Wei Sun, IoT global strategic initiative leader at IBM Research, said that IoT is not only about connectivity but about being combined with cloud and big data technology to drive industry transformation, such as service innovation as well as new business models.
He noted that every one of its major customers across all sectors is exploring IoT products and services.
David Sovie, Accenture’s high-tech and electronics lead for Asia Pacific, agreed that IoT has moved out of its infancy into the rapid development phase and all of the core technologies are now in place. Bandwidth costs have fallen 16-fold over the past decade and processing power has increased 40 times.
“And the real revolution that most people don’t talk about is the advances in sensor technologies. A typical mobile phone now has almost a dozen sensors – makers have driven down the price dramatically. We can now envision a world where almost any device can have sensors that connect to a network,” Sovie explained.
The last part is that advances in big data analytics enable companies to start to make sense of all the information being collected.
All these have only come together in the past couple of years, he said.
“I’ve seen my share of hype cycles that have disappointed, but I think this one is actually real and sees a lot of excitement and interest. Every CIO must have an IoT strategy or you’ll find yourself behind the competition.”
Sun pointed out that companies can create significant value by leveraging IoT to optimise their after-sales services. With home appliances, which now have sensors and are connected, a company can understand how a product is used by each individual customer in real time.
The company can monitor usage patterns and apply predictive maintenance and also optimise its call-centre interactions with the additional insight.
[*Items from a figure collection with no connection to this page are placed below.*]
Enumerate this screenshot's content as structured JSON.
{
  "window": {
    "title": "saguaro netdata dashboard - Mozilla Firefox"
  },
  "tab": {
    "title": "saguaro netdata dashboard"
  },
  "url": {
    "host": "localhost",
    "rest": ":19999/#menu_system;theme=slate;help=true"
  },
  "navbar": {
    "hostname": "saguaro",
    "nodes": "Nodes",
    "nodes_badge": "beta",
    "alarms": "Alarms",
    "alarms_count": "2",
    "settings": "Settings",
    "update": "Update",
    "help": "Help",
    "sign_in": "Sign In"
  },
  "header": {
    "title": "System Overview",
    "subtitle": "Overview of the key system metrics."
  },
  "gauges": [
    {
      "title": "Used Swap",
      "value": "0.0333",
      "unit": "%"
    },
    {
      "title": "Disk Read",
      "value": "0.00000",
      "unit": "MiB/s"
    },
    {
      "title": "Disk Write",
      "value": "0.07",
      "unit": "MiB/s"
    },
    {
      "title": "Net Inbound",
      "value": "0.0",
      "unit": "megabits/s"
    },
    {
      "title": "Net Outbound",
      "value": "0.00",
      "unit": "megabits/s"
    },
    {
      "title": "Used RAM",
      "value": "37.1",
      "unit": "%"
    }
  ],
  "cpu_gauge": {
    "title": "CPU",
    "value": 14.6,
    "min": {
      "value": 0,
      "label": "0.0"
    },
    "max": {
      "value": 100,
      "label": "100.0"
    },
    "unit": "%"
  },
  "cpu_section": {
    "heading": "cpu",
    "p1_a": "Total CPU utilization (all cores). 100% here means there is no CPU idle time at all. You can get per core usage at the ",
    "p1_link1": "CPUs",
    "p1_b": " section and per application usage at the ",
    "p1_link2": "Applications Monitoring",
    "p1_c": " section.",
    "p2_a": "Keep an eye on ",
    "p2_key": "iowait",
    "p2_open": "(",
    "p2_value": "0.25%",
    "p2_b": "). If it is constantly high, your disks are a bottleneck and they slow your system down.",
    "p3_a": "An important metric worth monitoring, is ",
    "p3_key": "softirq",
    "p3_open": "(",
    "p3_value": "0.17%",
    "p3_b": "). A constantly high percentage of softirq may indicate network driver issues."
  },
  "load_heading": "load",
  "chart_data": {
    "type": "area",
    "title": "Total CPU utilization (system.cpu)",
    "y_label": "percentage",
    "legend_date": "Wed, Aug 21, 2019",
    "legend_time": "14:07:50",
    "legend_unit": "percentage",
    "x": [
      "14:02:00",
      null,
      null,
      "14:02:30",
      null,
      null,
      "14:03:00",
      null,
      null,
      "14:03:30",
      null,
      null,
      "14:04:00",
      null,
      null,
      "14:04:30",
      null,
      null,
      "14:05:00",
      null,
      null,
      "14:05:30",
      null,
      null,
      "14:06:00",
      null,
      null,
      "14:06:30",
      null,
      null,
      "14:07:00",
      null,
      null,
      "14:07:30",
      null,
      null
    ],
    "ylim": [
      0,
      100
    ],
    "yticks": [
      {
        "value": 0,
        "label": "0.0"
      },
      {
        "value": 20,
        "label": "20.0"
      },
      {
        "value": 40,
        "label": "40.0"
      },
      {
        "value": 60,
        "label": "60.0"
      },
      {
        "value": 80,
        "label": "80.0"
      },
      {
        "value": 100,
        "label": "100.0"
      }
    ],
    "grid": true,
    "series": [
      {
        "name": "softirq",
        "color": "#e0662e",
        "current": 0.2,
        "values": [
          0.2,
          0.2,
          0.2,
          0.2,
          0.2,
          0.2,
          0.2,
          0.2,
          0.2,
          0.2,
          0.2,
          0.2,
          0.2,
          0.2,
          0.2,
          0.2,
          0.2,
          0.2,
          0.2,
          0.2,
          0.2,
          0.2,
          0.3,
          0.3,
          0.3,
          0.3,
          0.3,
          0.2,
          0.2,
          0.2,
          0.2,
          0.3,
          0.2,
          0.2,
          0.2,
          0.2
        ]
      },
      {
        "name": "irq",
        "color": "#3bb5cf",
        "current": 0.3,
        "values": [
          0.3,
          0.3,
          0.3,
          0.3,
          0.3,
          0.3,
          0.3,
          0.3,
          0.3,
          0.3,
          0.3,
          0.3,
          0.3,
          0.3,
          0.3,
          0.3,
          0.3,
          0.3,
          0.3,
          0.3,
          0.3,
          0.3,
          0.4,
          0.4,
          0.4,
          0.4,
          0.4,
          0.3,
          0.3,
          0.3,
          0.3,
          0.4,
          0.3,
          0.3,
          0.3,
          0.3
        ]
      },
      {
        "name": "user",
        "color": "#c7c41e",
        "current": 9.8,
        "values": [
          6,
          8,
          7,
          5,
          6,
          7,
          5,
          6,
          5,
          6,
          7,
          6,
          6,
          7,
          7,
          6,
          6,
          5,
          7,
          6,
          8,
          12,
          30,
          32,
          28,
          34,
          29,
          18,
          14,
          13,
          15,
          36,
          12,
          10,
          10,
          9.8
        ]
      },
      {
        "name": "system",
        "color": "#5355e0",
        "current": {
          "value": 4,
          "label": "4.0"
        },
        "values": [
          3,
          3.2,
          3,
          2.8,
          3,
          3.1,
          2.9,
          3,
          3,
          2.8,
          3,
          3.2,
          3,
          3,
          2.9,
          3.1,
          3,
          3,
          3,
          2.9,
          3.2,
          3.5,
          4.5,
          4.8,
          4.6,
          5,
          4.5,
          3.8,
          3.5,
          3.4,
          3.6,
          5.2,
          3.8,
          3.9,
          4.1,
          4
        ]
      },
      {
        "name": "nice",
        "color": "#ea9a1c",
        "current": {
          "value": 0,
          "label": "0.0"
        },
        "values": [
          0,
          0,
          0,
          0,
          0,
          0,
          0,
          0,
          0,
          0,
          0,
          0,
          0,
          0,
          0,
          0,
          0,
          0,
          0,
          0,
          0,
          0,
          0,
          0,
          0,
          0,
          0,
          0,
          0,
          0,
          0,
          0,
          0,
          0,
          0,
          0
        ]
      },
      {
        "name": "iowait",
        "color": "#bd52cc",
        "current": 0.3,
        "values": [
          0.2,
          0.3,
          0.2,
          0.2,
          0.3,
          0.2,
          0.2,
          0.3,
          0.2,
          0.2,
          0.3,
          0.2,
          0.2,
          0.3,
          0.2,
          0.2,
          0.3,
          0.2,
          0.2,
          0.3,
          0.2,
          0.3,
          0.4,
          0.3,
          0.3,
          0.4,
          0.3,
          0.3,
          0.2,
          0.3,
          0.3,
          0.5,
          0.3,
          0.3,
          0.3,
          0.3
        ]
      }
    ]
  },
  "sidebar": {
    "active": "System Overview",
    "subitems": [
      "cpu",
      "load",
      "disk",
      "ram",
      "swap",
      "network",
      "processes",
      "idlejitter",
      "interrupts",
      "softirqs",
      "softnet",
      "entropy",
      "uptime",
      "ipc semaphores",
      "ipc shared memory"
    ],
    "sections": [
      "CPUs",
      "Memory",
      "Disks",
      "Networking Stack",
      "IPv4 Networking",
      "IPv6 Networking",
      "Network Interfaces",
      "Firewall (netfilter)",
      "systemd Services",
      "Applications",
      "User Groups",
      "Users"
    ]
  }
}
These both can result in significant reductions in operational costs, he said.
While the fundamental underlying technologies and standards are there, Sovie said there is still a lot of work to do to make using the technology easier, and that includes security as well.
The user experience and the interpretation of the data analytics are the real hard parts and where he sees room for improvement across all markets.
“A lot of product companies need to learn to make things more simple. The key difference is now the smartphone, which they can leverage to make the interface dead easy to use.”